Alors que l'IA freine le recrutement dans le secteur des hautes technologies, celui des technologies de défense prend son essor
Pendant des années, la destination la plus prestigieuse pour un ingénieur israélien ambitieux était une entreprise de logiciels. La cybersécurité, les technologies financières et les logiciels de gestion offraient des salaires élevés, des options sur actions intéressantes et la possibilité d’une sortie lucrative. Le secteur de la défense était important, mais son image était moins prestigieuse : de grands sous-traitants, des projets plus lents et des rémunérations souvent inférieures à celles du secteur des technologies commerciales. Cette hiérarchie commence à évoluer. Alors que l’intelligence artificielle permet aux entreprises technologiques civiles d’accroître leur production sans augmenter leurs effectifs, les guerres et la crainte de guerres futures sont à l’origine d’un nouvel essor du recrutement dans le secteur des technologies de défense.
Cette transition se fait sentir sur le marché du travail israélien. Selon un nouveau rapport de la société de recrutement GotFriends, le nombre de nouveaux postes créés par les start-ups israéliennes spécialisées dans les technologies de défense en 2026 a augmenté de 20 % par rapport à la même période l’année dernière, tandis que les salaires moyens ont progressé d’environ 8 %.
Il ne s’agit pas seulement d’une ruée temporaire vers les ingénieurs. Cela marque un revirement de cap pour l’économie technologique israélienne. Il y a dix ans, les décideurs politiques craignaient qu’une pénurie de programmeurs ne freine la croissance du secteur des hautes technologies. Aujourd’hui, le secteur civil apprend à faire plus avec moins de personnel. L’Autorité israélienne pour l’innovation a indiqué que le nombre d’employés occupant des postes de recherche et développement avait baissé pour la première fois en 2025, alors même que le secteur technologique dans son ensemble continuait de croître. L’Autorité a attribué ce changement en partie à une plus grande efficacité grâce aux outils d’IA et en partie à l’expansion des activités de développement des entreprises israéliennes à l’étranger.

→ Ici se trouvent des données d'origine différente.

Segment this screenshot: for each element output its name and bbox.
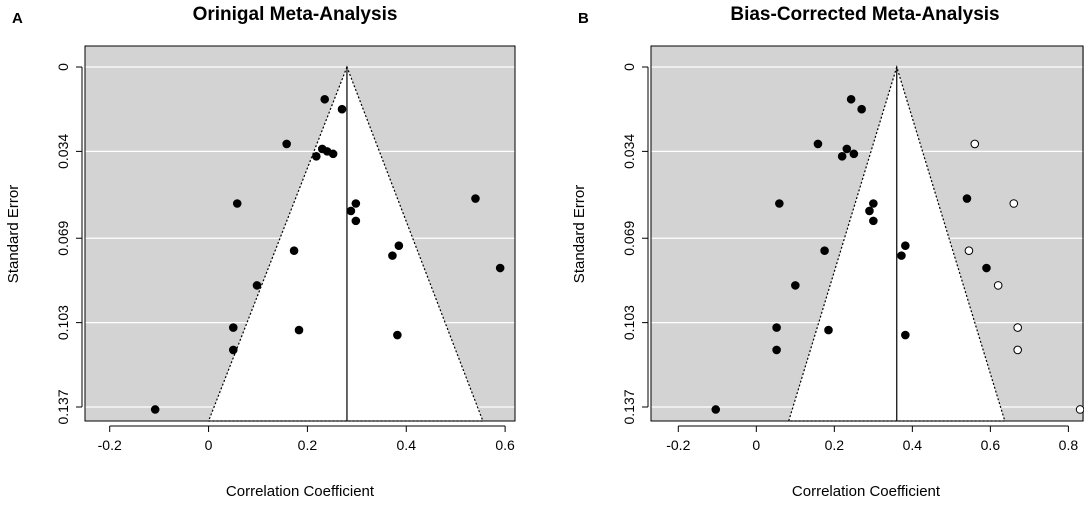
panel-a-y-tick-label-1: 0.034 — [55, 134, 71, 169]
panel-b-x-tick-label-5: 0.8 — [1059, 437, 1079, 453]
panel-a-x-tick-label-3: 0.4 — [397, 437, 417, 453]
panel-b-observed-point-13 — [897, 251, 906, 260]
panel-b-observed-point-14 — [982, 263, 991, 273]
panel-b-observed-point-19 — [772, 345, 781, 355]
panel-a-data-points — [150, 94, 505, 414]
panel-a-observed-point-11 — [351, 216, 361, 226]
panel-b-imputed-point-1 — [1009, 199, 1019, 208]
panel-a-y-tick-label-3: 0.103 — [55, 305, 71, 340]
panel-b-observed-point-6 — [775, 199, 784, 208]
panel-b-observed-point-16 — [772, 323, 781, 332]
panel-a-x-tick-label-2: 0.2 — [298, 437, 318, 453]
panel-a-observed-point-5 — [312, 152, 321, 161]
panel-b-observed-point-12 — [901, 241, 910, 250]
panel-a-observed-point-14 — [388, 251, 397, 260]
panel-b-imputed-point-3 — [993, 281, 1003, 290]
panel-b-observed-point-7 — [962, 194, 972, 203]
panel-b-plot-frame — [650, 45, 1084, 422]
panel-a-x-tick-label-0: -0.2 — [98, 437, 122, 453]
panel-a-observed-point-20 — [228, 345, 238, 355]
panel-b-observed-point-8 — [869, 199, 878, 208]
panel-a-x-axis-label: Correlation Coefficient — [226, 483, 375, 500]
panel-a-observed-point-18 — [294, 325, 304, 335]
panel-a-y-tick-label-2: 0.069 — [55, 221, 71, 256]
panel-a-plot-frame — [84, 45, 516, 422]
panel-b-observed-point-3 — [842, 144, 852, 154]
panel-b-imputed-point-4 — [1013, 323, 1022, 332]
panel-a-observed-point-12 — [289, 246, 299, 255]
panel-b-x-axis-label: Correlation Coefficient — [792, 483, 941, 500]
panel-a-observed-point-2 — [282, 139, 291, 149]
panel-a-observed-point-8 — [471, 194, 480, 203]
panel-b-letter: B — [578, 10, 589, 27]
panel-b-y-tick-label-2: 0.069 — [621, 221, 637, 256]
panel-b-x-tick-label-1: 0 — [752, 437, 760, 453]
panel-b-observed-point-11 — [820, 246, 829, 255]
panel-b-observed-point-17 — [824, 325, 833, 335]
panel-b-observed-point-2 — [813, 139, 823, 149]
panel-b-y-tick-label-1: 0.034 — [621, 134, 637, 169]
panel-a-observed-point-6 — [328, 149, 338, 159]
panel-b-observed-point-1 — [857, 104, 866, 114]
panel-a-x-axis: -0.2 0 0.2 0.4 0.6 — [98, 425, 515, 453]
panel-b-observed-point-0 — [846, 94, 856, 104]
panel-b-bias-corrected-meta-analysis: B Bias-Corrected Meta-Analysis -0.2 0 0.2 0… — [571, 4, 1084, 500]
panel-b-observed-point-4 — [849, 149, 859, 159]
panel-a-y-tick-label-0: 0 — [55, 63, 71, 71]
panel-b-imputed-point-0 — [970, 139, 980, 149]
panel-b-y-axis: 0 0.034 0.069 0.103 0.137 — [621, 63, 649, 425]
panel-b-y-tick-label-0: 0 — [621, 63, 637, 71]
panel-b-imputed-point-5 — [1013, 345, 1022, 355]
panel-a-observed-point-1 — [337, 104, 347, 114]
panel-a-observed-point-19 — [393, 330, 402, 340]
panel-b-x-axis: -0.2 0 0.2 0.4 0.6 0.8 — [666, 425, 1079, 453]
panel-a-observed-point-7 — [232, 199, 242, 208]
panel-b-observed-point-15 — [791, 281, 800, 290]
panel-b-imputed-point-6 — [1075, 405, 1084, 414]
panel-b-x-tick-label-4: 0.6 — [981, 437, 1001, 453]
panel-b-imputed-point-2 — [964, 246, 974, 255]
panel-a-title: Orinigal Meta-Analysis — [193, 4, 398, 25]
panel-b-y-axis-label: Standard Error — [571, 185, 588, 283]
panel-a-y-axis: 0 0.034 0.069 0.103 0.137 — [55, 63, 83, 425]
panel-a-observed-point-9 — [351, 199, 361, 208]
panel-a-observed-point-10 — [346, 206, 356, 216]
panel-a-letter: A — [12, 10, 23, 27]
panel-a-observed-point-13 — [394, 241, 404, 250]
panel-b-y-tick-label-3: 0.103 — [621, 305, 637, 340]
panel-b-x-tick-label-0: -0.2 — [666, 437, 690, 453]
panel-b-title: Bias-Corrected Meta-Analysis — [730, 4, 999, 25]
panel-a-original-meta-analysis: A Orinigal Meta-Analysis -0.2 0 0.2 0.4 0.6 … — [5, 4, 516, 500]
panel-a-observed-point-15 — [495, 263, 505, 273]
panel-a-observed-point-17 — [228, 323, 238, 332]
panel-a-x-tick-label-1: 0 — [205, 437, 213, 453]
panel-b-observed-point-5 — [837, 152, 847, 161]
panel-a-observed-point-16 — [252, 281, 262, 290]
panel-b-x-tick-label-2: 0.2 — [825, 437, 845, 453]
panel-a-observed-point-21 — [150, 405, 160, 414]
panel-b-data-points — [711, 94, 1084, 414]
panel-a-y-tick-label-4: 0.137 — [55, 389, 71, 424]
panel-a-observed-point-0 — [320, 94, 330, 104]
panel-b-observed-point-18 — [901, 330, 910, 340]
panel-b-y-tick-label-4: 0.137 — [621, 389, 637, 424]
panel-b-observed-point-10 — [869, 216, 878, 226]
panel-b-observed-point-20 — [711, 405, 721, 414]
panel-a-y-axis-label: Standard Error — [5, 185, 22, 283]
panel-a-x-tick-label-4: 0.6 — [495, 437, 515, 453]
panel-b-x-tick-label-3: 0.4 — [903, 437, 923, 453]
panel-b-observed-point-9 — [865, 206, 874, 216]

L’intelligence artificielle n’est pas la seule explication. La vigueur du shekel a rendu les employés israéliens plus coûteux en dollars, tandis que les entreprises se sont habituées à constituer des équipes dans des centres à moindre coût à l’étranger. La fin de l’ère de l’argent bon marché a également contraint les start-ups à se concentrer sur la rentabilité. Pourtant, l’IA a renforcé ces pressions. Si une équipe plus réduite, équipée d’outils de codage, peut produire le même logiciel, il devient plus difficile de justifier l’embauche d’un développeur supplémentaire, plus coûteux.
La technologie de défense obéit à une logique différente. Dans le domaine des logiciels civils, l’IA peut réduire les effectifs nécessaires pour écrire du code, répondre aux clients ou analyser des données. Dans le domaine de la défense, elle est intégrée aux drones, aux systèmes de surveillance, aux intercepteurs et aux véhicules autonomes. Ces produits doivent toujours être conçus, fabriqués, testés et intégrés à des caméras, des équipements de communication et des armes. L’IA rend chaque système plus performant, mais elle accroît également la complexité des équipements que les forces armées souhaitent acquérir.
Cela explique pourquoi le boom du recrutement dépasse le cadre du développement logiciel classique. GotFriends fait état d’une demande croissante d’ingénieurs capables de développer les logiciels intégrés aux drones, capteurs et autres systèmes physiques, parallèlement à des spécialistes en intelligence artificielle. L’expertise en matériel informatique est également revenue au cœur du recrutement. Les entreprises ont besoin de personnes capables de concevoir des puces, des cartes électroniques et les composants qui permettent aux équipements de pointe de fonctionner de manière fiable dans des conditions réelles. Elles recrutent également des ingénieurs qui apprennent aux machines à interpréter des images et à combiner les informations provenant de plusieurs capteurs pour obtenir une image claire.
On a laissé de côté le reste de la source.